Every year, Smart Money puts out their list of the best and worst brokers. We’ve taken a look at that each of the last four years (2008 [3], 2009 [4], 2010 [5], 2011 [6]) and this year the list doesn’t look that much different from the ones in year’s past.

Smart Money 2012 Best Brokers

Here is the list of the top ten, along with the remarks (here’s the chart [7]):

  1. Fidelity – Top spot for third year running. Offers the biggest selection of funds and the most comprehensive website.
  2. Scottrade – Doesn’t have the cheapest stock trades but compensates for that with few fees on nearly everything else.
  3. TD Ameritrade – Want to trade? its website and mobile apps are top-notch, but slow e-mail and phone response times hurt.
  4. E-Trade – Its 27-7 online chat feature is a nice touch, but its fees are above those at rival firms.
  5. Charles Schwab – Offers a wide assortment of investment and banking options.
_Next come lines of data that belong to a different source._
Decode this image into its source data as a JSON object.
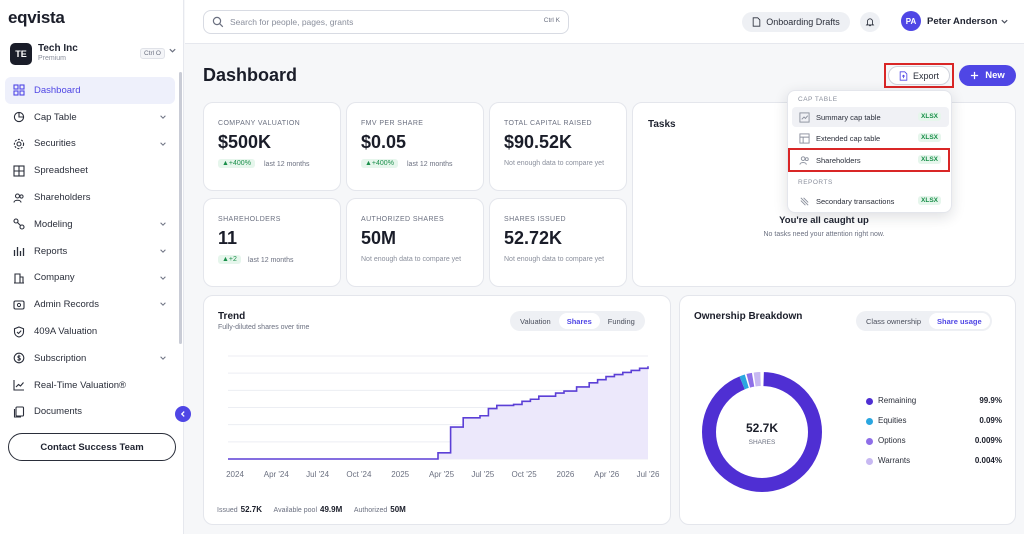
{
  "app": {
    "logo": "eqvista"
  },
  "org": {
    "badge": "TE",
    "name": "Tech Inc",
    "plan": "Premium",
    "shortcut": "Ctrl O"
  },
  "sidebar": {
    "items": [
      {
        "label": "Dashboard",
        "icon": "dashboard-icon",
        "active": true,
        "chevron": false
      },
      {
        "label": "Cap Table",
        "icon": "pie-chart-icon",
        "chevron": true
      },
      {
        "label": "Securities",
        "icon": "gear-icon",
        "chevron": true
      },
      {
        "label": "Spreadsheet",
        "icon": "grid-icon",
        "chevron": false
      },
      {
        "label": "Shareholders",
        "icon": "users-icon",
        "chevron": false
      },
      {
        "label": "Modeling",
        "icon": "modeling-icon",
        "chevron": true
      },
      {
        "label": "Reports",
        "icon": "reports-icon",
        "chevron": true
      },
      {
        "label": "Company",
        "icon": "company-icon",
        "chevron": true
      },
      {
        "label": "Admin Records",
        "icon": "admin-icon",
        "chevron": true
      },
      {
        "label": "409A Valuation",
        "icon": "shield-icon",
        "chevron": false
      },
      {
        "label": "Subscription",
        "icon": "subscription-icon",
        "chevron": true
      },
      {
        "label": "Real-Time Valuation®",
        "icon": "trend-icon",
        "chevron": false
      },
      {
        "label": "Documents",
        "icon": "documents-icon",
        "chevron": false
      }
    ],
    "contact_label": "Contact Success Team"
  },
  "header": {
    "search_placeholder": "Search for people, pages, grants",
    "search_shortcut": "Ctrl K",
    "onboarding_label": "Onboarding Drafts",
    "user_initials": "PA",
    "user_name": "Peter Anderson"
  },
  "page": {
    "title": "Dashboard",
    "export_label": "Export",
    "new_label": "New"
  },
  "stats": [
    {
      "label": "COMPANY VALUATION",
      "value": "$500K",
      "badge": "▲+400%",
      "sub": "last 12 months"
    },
    {
      "label": "FMV PER SHARE",
      "value": "$0.05",
      "badge": "▲+400%",
      "sub": "last 12 months"
    },
    {
      "label": "TOTAL CAPITAL RAISED",
      "value": "$90.52K",
      "note": "Not enough data to compare yet"
    },
    {
      "label": "SHAREHOLDERS",
      "value": "11",
      "badge": "▲+2",
      "sub": "last 12 months"
    },
    {
      "label": "AUTHORIZED SHARES",
      "value": "50M",
      "note": "Not enough data to compare yet"
    },
    {
      "label": "SHARES ISSUED",
      "value": "52.72K",
      "note": "Not enough data to compare yet"
    }
  ],
  "tasks": {
    "title": "Tasks",
    "done": "You're all caught up",
    "sub": "No tasks need your attention right now."
  },
  "export_menu": {
    "section_cap_table": "CAP TABLE",
    "section_reports": "REPORTS",
    "items": [
      {
        "label": "Summary cap table",
        "format": "XLSX",
        "icon": "summary-table-icon"
      },
      {
        "label": "Extended cap table",
        "format": "XLSX",
        "icon": "extended-table-icon"
      },
      {
        "label": "Shareholders",
        "format": "XLSX",
        "icon": "users-icon"
      },
      {
        "label": "Secondary transactions",
        "format": "XLSX",
        "icon": "transactions-icon"
      }
    ]
  },
  "trend": {
    "title": "Trend",
    "subtitle": "Fully-diluted shares over time",
    "tabs": [
      "Valuation",
      "Shares",
      "Funding"
    ],
    "active_tab": "Shares",
    "footer": {
      "issued_label": "Issued",
      "issued": "52.7K",
      "pool_label": "Available pool",
      "pool": "49.9M",
      "authorized_label": "Authorized",
      "authorized": "50M"
    }
  },
  "chart_data": {
    "type": "area",
    "x_tick_labels": [
      "2024",
      "Apr '24",
      "Jul '24",
      "Oct '24",
      "2025",
      "Apr '25",
      "Jul '25",
      "Oct '25",
      "2026",
      "Apr '26",
      "Jul '26"
    ],
    "x": [
      0,
      0.45,
      0.5,
      0.52,
      0.53,
      0.56,
      0.6,
      0.62,
      0.64,
      0.68,
      0.7,
      0.72,
      0.74,
      0.78,
      0.8,
      0.83,
      0.86,
      0.88,
      0.9,
      0.92,
      0.94,
      0.96,
      0.98,
      1.0
    ],
    "y": [
      0.0,
      0.0,
      0.06,
      0.06,
      0.31,
      0.4,
      0.42,
      0.49,
      0.52,
      0.53,
      0.56,
      0.58,
      0.61,
      0.64,
      0.66,
      0.7,
      0.74,
      0.77,
      0.8,
      0.82,
      0.84,
      0.86,
      0.88,
      0.9
    ],
    "grid": true,
    "color": "#5b3fd6",
    "fill_color": "#ece8fb"
  },
  "ownership": {
    "title": "Ownership Breakdown",
    "tabs": [
      "Class ownership",
      "Share usage"
    ],
    "active_tab": "Share usage",
    "center_value": "52.7K",
    "center_label": "SHARES",
    "legend": [
      {
        "name": "Remaining",
        "value": "99.9%",
        "color": "#4f2fd3"
      },
      {
        "name": "Equities",
        "value": "0.09%",
        "color": "#2aa6e0"
      },
      {
        "name": "Options",
        "value": "0.009%",
        "color": "#8e6ee8"
      },
      {
        "name": "Warrants",
        "value": "0.004%",
        "color": "#c7b8f2"
      }
    ]
  }
}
Its fees on some services aren’t cheap.
  6. TradeKing – Has strong customer service, but customers can’t get stocks listed on foreign exchanges.
  7. Zecco – Doesn’t have risk-assessment or automated asset-allocation tools. Lacks many banking services.
  8. Merrill Edge – It can be your bank and broker, but high fees and slow-to-execute trades keep it from ranking higher.
  9. ShareBuilder – Offers low fees, but its customers can’t buy individual corporate or government bonds.
  10. WellsTrade – Online traders were slow to execute. Got low marks for its website, trading tools and research offersing.

It’s important to note that the list was released in May of this year, so we’re a little slow in getting to it, and a few things may have changed. For example, TradeKing acquired Zecco so we won’t be seeing Zecco appear on any future lists.

One thing worth noting, everyone on the list offered stock trades for less than $10 a piece.

Best & Worst by Category

Smart Money went even deeper and listed the best and worst in some categories:

Poor WellsTrade… listed worst in a variety of things and got only four stars in the Banking Services category, which makes sense since they’re associated with Wells Fargo.

I’m curious by Vanguard wasn’t included, especially when other mutual fund companies like Fidelity and Charles Schwab were included. I’m thinking it might be the fee structure? It’s $7 for the first 25 trades each year, $20 for subsequent trades, if your balance is below $50,000. Or perhaps they don’t consider them a broker? I’d be interested to see where they stacked up considering I’ve been a big fan of Vanguard for many years.